Through the 1990s and into the new millennium–while Microsoft fought its wars with Netscape and the U.S. Department of Justice and rode out the dot-com bubble and bust–Simonyi and his team labored and learned.
Meanwhile, beginning in 2001, Microsoft was pushing the armies of developers who wrote software for Windows to adopt a new programming system called the .Net Framework. Unlike intentional programming, .Net was finished, and it required a less radical break from existing programming techniques. Simonyi itched to take his idea out of the lab and put it in front of customers, but that was awkward under the circumstances.
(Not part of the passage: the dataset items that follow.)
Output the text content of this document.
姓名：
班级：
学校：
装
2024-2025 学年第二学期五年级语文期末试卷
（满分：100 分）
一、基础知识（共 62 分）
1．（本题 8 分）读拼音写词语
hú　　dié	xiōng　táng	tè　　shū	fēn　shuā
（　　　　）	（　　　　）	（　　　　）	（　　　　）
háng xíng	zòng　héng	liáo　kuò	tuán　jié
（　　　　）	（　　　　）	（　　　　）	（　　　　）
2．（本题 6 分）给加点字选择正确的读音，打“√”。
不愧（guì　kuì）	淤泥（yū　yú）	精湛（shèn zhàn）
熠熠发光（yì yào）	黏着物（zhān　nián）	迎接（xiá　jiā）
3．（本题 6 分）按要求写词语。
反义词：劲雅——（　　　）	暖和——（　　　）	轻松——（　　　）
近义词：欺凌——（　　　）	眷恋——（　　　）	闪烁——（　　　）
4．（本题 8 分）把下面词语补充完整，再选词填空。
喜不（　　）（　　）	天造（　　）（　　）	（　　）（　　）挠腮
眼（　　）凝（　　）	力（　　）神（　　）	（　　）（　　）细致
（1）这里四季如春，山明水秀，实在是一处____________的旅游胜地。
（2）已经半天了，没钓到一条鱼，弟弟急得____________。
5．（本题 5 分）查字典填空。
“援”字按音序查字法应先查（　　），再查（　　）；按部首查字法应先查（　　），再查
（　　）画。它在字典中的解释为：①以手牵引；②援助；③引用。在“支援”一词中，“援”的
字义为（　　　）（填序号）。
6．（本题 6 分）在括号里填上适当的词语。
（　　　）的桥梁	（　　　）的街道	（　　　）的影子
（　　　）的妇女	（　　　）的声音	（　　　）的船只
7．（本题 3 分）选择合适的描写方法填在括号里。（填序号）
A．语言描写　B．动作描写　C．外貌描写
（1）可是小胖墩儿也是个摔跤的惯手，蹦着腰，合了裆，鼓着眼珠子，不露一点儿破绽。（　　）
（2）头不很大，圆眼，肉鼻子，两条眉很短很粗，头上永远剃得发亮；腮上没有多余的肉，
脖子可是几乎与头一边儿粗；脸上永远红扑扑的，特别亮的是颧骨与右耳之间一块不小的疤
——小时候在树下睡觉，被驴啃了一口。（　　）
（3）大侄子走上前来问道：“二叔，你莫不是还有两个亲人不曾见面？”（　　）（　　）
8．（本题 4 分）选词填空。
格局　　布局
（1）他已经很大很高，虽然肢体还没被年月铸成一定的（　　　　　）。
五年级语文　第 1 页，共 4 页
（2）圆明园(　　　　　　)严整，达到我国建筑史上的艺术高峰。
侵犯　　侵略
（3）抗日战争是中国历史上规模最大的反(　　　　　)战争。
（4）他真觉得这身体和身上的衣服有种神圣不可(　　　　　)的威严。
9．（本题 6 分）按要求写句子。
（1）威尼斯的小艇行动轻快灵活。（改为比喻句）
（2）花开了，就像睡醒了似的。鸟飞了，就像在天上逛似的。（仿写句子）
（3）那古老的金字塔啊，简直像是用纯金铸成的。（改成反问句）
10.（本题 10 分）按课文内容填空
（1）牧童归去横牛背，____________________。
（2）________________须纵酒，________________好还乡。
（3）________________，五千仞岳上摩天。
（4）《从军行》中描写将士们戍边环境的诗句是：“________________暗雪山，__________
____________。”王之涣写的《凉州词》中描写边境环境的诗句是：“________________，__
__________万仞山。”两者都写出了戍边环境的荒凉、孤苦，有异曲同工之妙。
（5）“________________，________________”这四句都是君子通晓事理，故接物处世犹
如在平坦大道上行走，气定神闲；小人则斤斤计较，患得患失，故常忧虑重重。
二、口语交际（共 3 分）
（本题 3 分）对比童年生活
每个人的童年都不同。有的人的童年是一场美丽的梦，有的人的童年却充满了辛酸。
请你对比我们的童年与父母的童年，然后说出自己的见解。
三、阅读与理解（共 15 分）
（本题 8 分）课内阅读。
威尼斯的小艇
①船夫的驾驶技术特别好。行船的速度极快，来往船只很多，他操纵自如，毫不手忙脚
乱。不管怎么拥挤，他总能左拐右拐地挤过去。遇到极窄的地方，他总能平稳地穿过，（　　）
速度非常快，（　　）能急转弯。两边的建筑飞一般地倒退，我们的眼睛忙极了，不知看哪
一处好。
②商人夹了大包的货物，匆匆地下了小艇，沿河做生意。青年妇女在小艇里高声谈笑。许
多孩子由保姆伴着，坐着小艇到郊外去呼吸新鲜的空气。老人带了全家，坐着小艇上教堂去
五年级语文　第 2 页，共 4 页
He explains, “It was impractical, when Microsoft was making tremendous strides with .Net in the near term, to somehow send somebody out from the same organization who says, This is not how you should do things–what if you did things in this other, more disruptive way?”
Simonyi had been a company man for more than 20 years. But in 2002, he left Microsoft and launched an independent company. He walked out with a patent-cross-licensing agreement that let him use the concepts and ideas of his intentional-programming research but did not permit him to take any of his old code with him. He would have to start writing a new code base from scratch.
Under the banner of his new company, Simonyi dropped the word “programming” and rebranded his project as “intentional software.” The basic idea hadn’t changed, but now he began to stress the approach’s value to nonprogrammers. Simonyi’s pitch went something like this: Today, only the programmer is able to have a direct effect on the software. “Subject matter experts” or “domain experts”–the people who actually understand what the software needs to do, whether it is medical record keeping, corporate accounting, or climate modeling–can’t make changes to their tools; they’re forced to “submit a sort of humble request to the programmer.” Intentional Software would sell software development tools not just to programmers but to the domain experts who really knew their fields.
Intentional Software’s strategy borrows from a trend in programming known as “domain-specific languages” or DSLs–little programming dialects tuned to the needs of specific disciplines. Simonyi praises DSLs but says they don’t go far enough. They’re hard to create and therefore costly; you end up needing more than one (for a medical billing system, you’d need at least a medical and a financial language); and they’re incompatible with one another. Intentional Software’s system is like a factory for multiple DSLs that can talk to one another.
Here’s how it might work: Suppose an international bank wanted to develop a new system for managing transactions in multiple currencies. First, the bank’s own domain experts would define the system’s functionality, using their customary terms and symbols and identifying the most important variables (“time” or “value” or “size of transaction”) and the most common procedures (“convert holdings from one currency to another” or “purchase hedge against falling value”). Then the programmers would take that information and build a “domain specific” program generator that embodies that information. A separate software tool would allow the domain experts to experiment with different sets of data and ways to view that data as easily as businesspeople today rearrange their spreadsheets.